Officials continue to claim that animals are only used when absolutely necessary and that the industry is highly regulated. They also argue that the rise is due to an increase in breeding genetically modified animals for research, which counts as a procedure, and that if they weren’t included in the numbers there would appear to be a decrease in the number of experiments. That decrease, however, would only be two percent.
Either way it’s counted, animal advocates are unimpressed with the government’s repeated failure to make good on its promise to reduce animal experimentation and note that GM animals can suffer, as a result of being bred, from certain diseases and disorders without even being used in experiments.
While testing is on the rise, a separate report showed that the number of officials who visit research facilities is declining, leaving each inspector responsible for overseeing 227,870 animals in 2012, which doesn’t even sound humanly possible.
Even inspections don’t guarantee humane treatment of animals, as the BUAV’s recent investigation of Imperial College London demonstrated.
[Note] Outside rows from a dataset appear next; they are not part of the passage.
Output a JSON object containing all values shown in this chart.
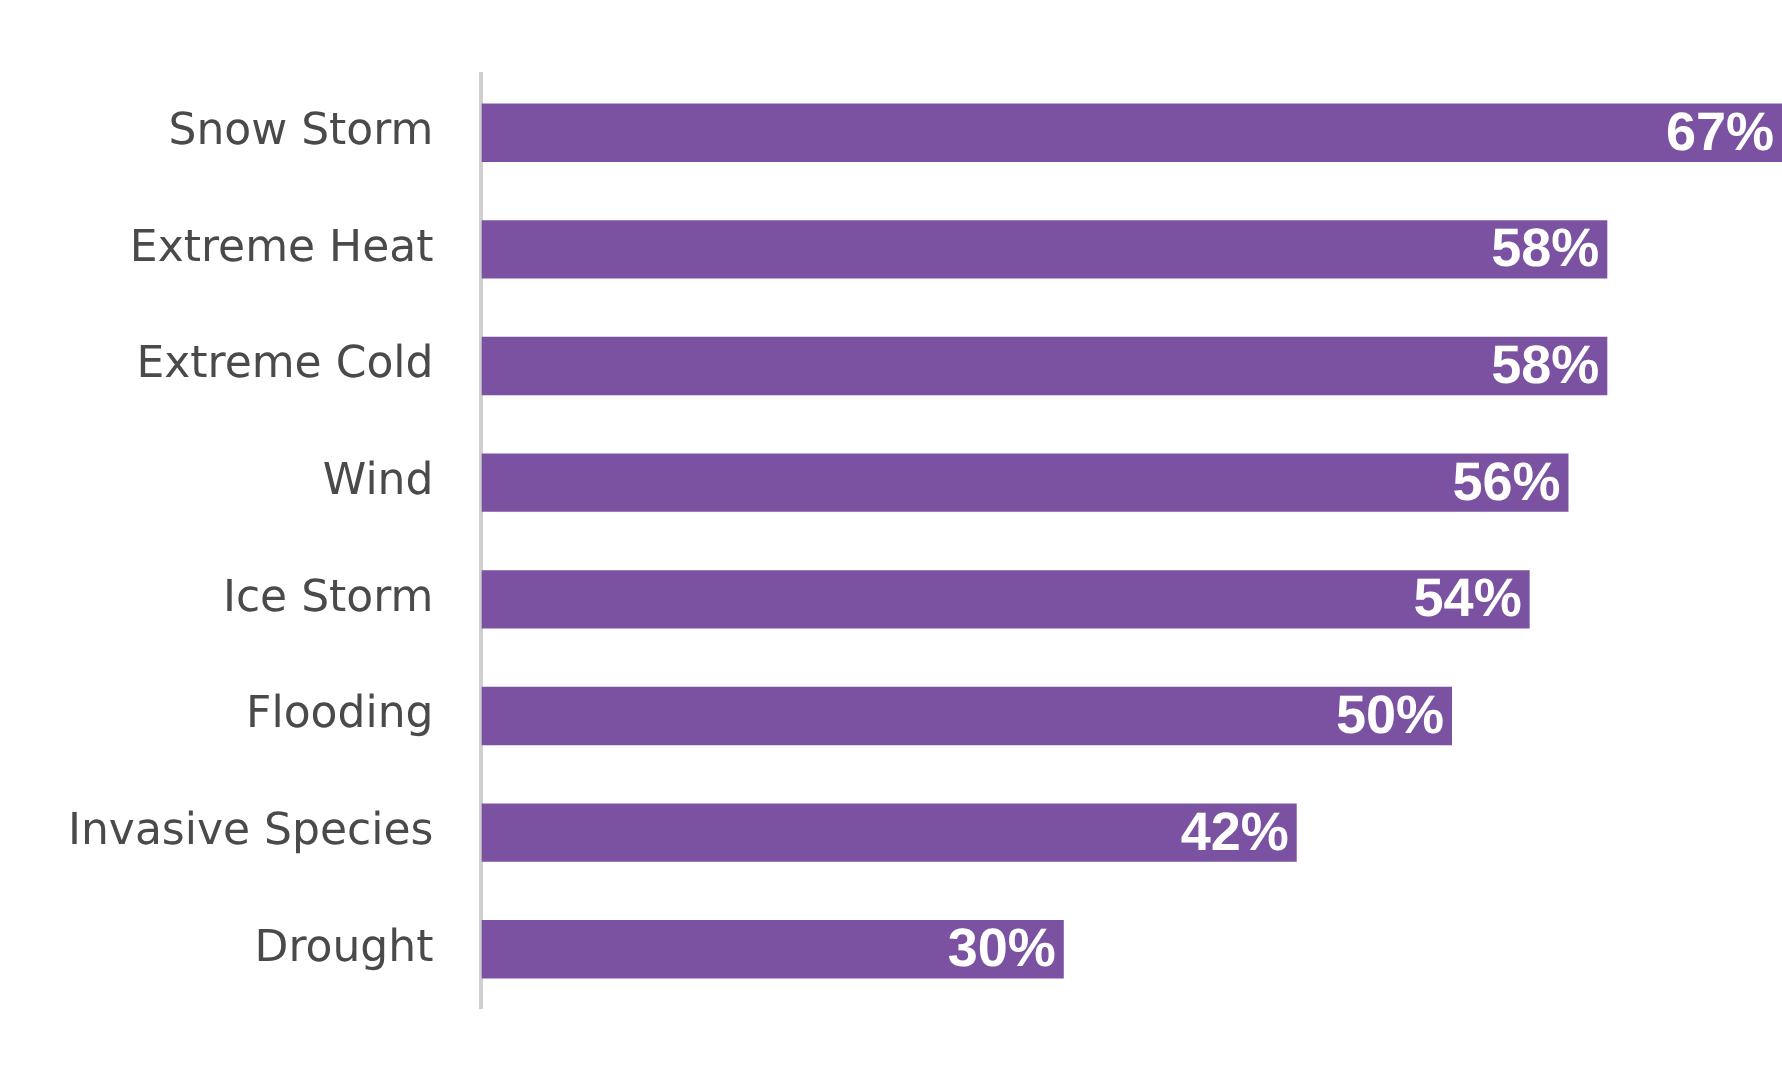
{
  "chart_data": {
    "type": "bar",
    "orientation": "horizontal",
    "categories": [
      "Snow Storm",
      "Extreme Heat",
      "Extreme Cold",
      "Wind",
      "Ice Storm",
      "Flooding",
      "Invasive Species",
      "Drought"
    ],
    "values": [
      67,
      58,
      58,
      56,
      54,
      50,
      42,
      30
    ],
    "value_labels": [
      "67%",
      "58%",
      "58%",
      "56%",
      "54%",
      "50%",
      "42%",
      "30%"
    ],
    "color": "#7b52a1",
    "grid": false,
    "legend": false,
    "tick_labels": "y"
  }
}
That investigation brought to light a number of problems ranging from the cruelty of the experiments themselves to the complete and utter disregard for animal suffering by researchers.
Still, despite the insanity of all these numbers, they still don’t show how much these millions of animals actually suffered. According to the RSPCA, a new law will require suffering to be assessed and reported following each experiment. The results will be published for the first time in 2015.
“The RSPCA has long argued that accurate and honest information on actual animal suffering is essential, both for public accountability and so that efforts to reduce pain and distress can be properly focused where they are needed the most,” said RSPCA chief executive Gavin Grant.
Even with reporting, the level of suffering is still a best guess. It wouldn’t be surprising if it were underestimated by those with an interest in perpetuating the use of animals in research.
As for the pledge to reduce experiments, according to Times Higher Education, the Home Office has plans to publish a plan later this fall that will outline the government’s efforts to deliver on its pledge to reduce animal testing.